Directed by Ryan McLoughlin Starring Sophie Barker & Oliver Monaghan

Short film review by Monica Jowett

Short film Sammy Can’t Dance blurs the lines between reality and fiction, as Sam struggles to cope after his girlfriend ends their relationship. Directed by Ryan McLoughlin and co-written by McLoughlin and Salar Moorgan, the film shows a dark side to a lonely boy.


The film opens to video footage taken by Sam (Oliver Monaghan) of him and his girlfriend Janice (Sophie Barker); they are happy, affectionate and seem to enjoy each other’s company. Yet the scene cuts to a flat, with Sam huddled on a sofa, clearly, something in the relationship has changed. The story develops to show how Sam deals with this change.

Sam acts tough, shows a lot of attitude and also appears incredibly narcissistic, possibly due to his over privileged life – his father is an actor - and this makes him hard to like. However it is obvious he is very lonely. His father is never seen, and he only talks to him on the phone and Sam shares a similar relationship with his mother. The heartbreak he suffers from his estranged parents and girlfriend makes you realise how damaged he is. Monaghan gives a good performance showing the various personalities Sam seems to have, leaving you unsure which one is real.
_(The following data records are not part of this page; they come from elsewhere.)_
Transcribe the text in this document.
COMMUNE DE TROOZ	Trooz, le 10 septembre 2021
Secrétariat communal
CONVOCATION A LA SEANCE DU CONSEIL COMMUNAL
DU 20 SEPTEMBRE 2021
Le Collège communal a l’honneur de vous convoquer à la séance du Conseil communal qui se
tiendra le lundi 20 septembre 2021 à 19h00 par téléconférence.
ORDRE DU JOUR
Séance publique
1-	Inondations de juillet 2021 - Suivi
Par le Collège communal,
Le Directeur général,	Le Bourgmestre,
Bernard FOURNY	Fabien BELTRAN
The dark cinematography of the short film adds to the solemn nature of the story. Cutting between normal shots of Sam while he watches on TV, and videos he has filmed of himself, we see how the different sides of him emerge. The mixture of footage gives the film a personal touch, as though Sam has filmed everything himself.
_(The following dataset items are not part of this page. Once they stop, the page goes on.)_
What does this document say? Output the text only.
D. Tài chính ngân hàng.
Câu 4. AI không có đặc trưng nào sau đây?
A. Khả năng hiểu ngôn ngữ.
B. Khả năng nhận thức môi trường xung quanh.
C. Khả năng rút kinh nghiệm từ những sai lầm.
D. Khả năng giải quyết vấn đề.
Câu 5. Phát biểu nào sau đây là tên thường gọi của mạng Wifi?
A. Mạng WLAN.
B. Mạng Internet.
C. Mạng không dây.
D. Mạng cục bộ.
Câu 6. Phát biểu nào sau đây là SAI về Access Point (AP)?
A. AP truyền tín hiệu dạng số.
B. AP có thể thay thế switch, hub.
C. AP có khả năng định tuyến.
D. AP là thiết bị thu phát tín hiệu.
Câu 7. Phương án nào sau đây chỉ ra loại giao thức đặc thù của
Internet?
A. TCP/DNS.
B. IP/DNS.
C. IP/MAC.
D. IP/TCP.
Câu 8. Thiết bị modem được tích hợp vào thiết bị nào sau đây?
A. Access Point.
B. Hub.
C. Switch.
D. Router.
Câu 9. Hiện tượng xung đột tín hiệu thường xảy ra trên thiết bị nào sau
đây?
The music in Sammy Can’t Dance works alongside the cinematography. The screechy techno and electronic score makes you feel tense while watching the scenes. Intercut with silence and regular sounds of a phone ringing, you slowly learn how to determine what might be real and what is not.
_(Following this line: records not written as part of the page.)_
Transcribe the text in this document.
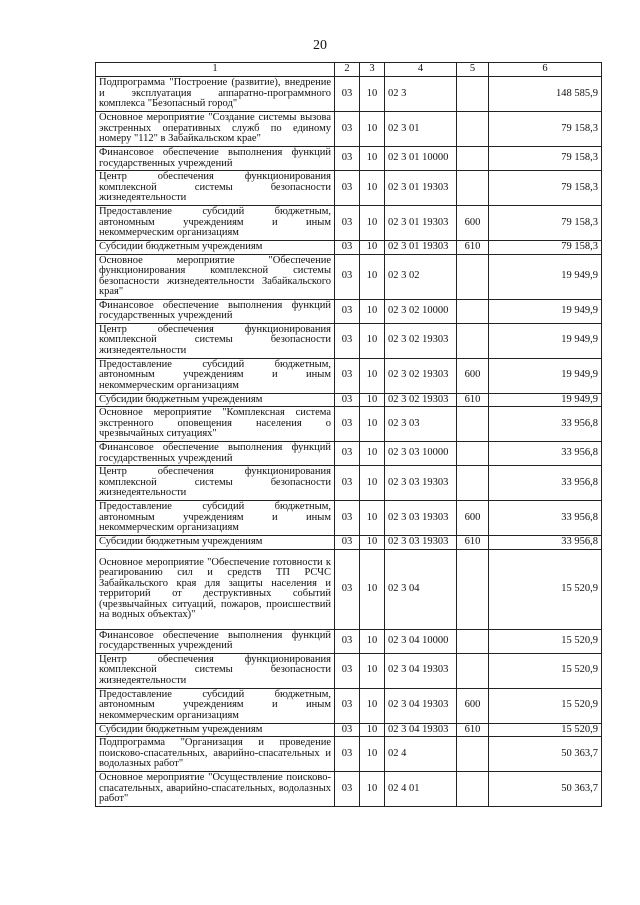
20
1	2	3	4	5	6
Подпрограмма "Построение (развитие), внедрение и эксплуатация аппаратно-программного комплекса "Безопасный город"	03	10	02 3		148 585,9
Основное мероприятие "Создание системы вызова экстренных оперативных служб по единому номеру "112" в Забайкальском крае"	03	10	02 3 01		79 158,3
Финансовое обеспечение выполнения функций государственных учреждений	03	10	02 3 01 10000		79 158,3
Центр обеспечения функционирования комплексной системы безопасности жизнедеятельности	03	10	02 3 01 19303		79 158,3
Предоставление субсидий бюджетным, автономным учреждениям и иным некоммерческим организациям	03	10	02 3 01 19303	600	79 158,3
Субсидии бюджетным учреждениям	03	10	02 3 01 19303	610	79 158,3
Основное мероприятие "Обеспечение функционирования комплексной системы безопасности жизнедеятельности Забайкальского края"	03	10	02 3 02		19 949,9
Финансовое обеспечение выполнения функций государственных учреждений	03	10	02 3 02 10000		19 949,9
Центр обеспечения функционирования комплексной системы безопасности жизнедеятельности	03	10	02 3 02 19303		19 949,9
Предоставление субсидий бюджетным, автономным учреждениям и иным некоммерческим организациям	03	10	02 3 02 19303	600	19 949,9
Субсидии бюджетным учреждениям	03	10	02 3 02 19303	610	19 949,9
Основное мероприятие "Комплексная система экстренного оповещения населения о чрезвычайных ситуациях"	03	10	02 3 03		33 956,8
Финансовое обеспечение выполнения функций государственных учреждений	03	10	02 3 03 10000		33 956,8
Центр обеспечения функционирования комплексной системы безопасности жизнедеятельности	03	10	02 3 03 19303		33 956,8
Предоставление субсидий бюджетным, автономным учреждениям и иным некоммерческим организациям	03	10	02 3 03 19303	600	33 956,8
Субсидии бюджетным учреждениям	03	10	02 3 03 19303	610	33 956,8
Основное мероприятие "Обеспечение готовности к реагированию сил и средств ТП РСЧС Забайкальского края для защиты населения и территорий от деструктивных событий (чрезвычайных ситуаций, пожаров, происшествий на водных объектах)"	03	10	02 3 04		15 520,9
Финансовое обеспечение выполнения функций государственных учреждений	03	10	02 3 04 10000		15 520,9
Центр обеспечения функционирования комплексной системы безопасности жизнедеятельности	03	10	02 3 04 19303		15 520,9
Предоставление субсидий бюджетным, автономным учреждениям и иным некоммерческим организациям	03	10	02 3 04 19303	600	15 520,9
Субсидии бюджетным учреждениям	03	10	02 3 04 19303	610	15 520,9
Подпрограмма "Организация и проведение поисково-спасательных, аварийно-спасательных и водолазных работ"	03	10	02 4		50 363,7
Основное мероприятие "Осуществление поисково-спасательных, аварийно-спасательных, водолазных работ"	03	10	02 4 01		50 363,7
The acting, cinematography and music work well in favour of the film, yet the story still does not quite seem well defined even by the end. Though Sam wanders aimlessly in the movie – and you suppose life in general – the film feels lacking in a satisfying conclusion, and there is slight disappoint the lead up to the ending is a little absent in drama.

Nevertheless, the filmmakers have made an interesting film, exploring the loneliness and sadness of what could happen to a teenager left all alone.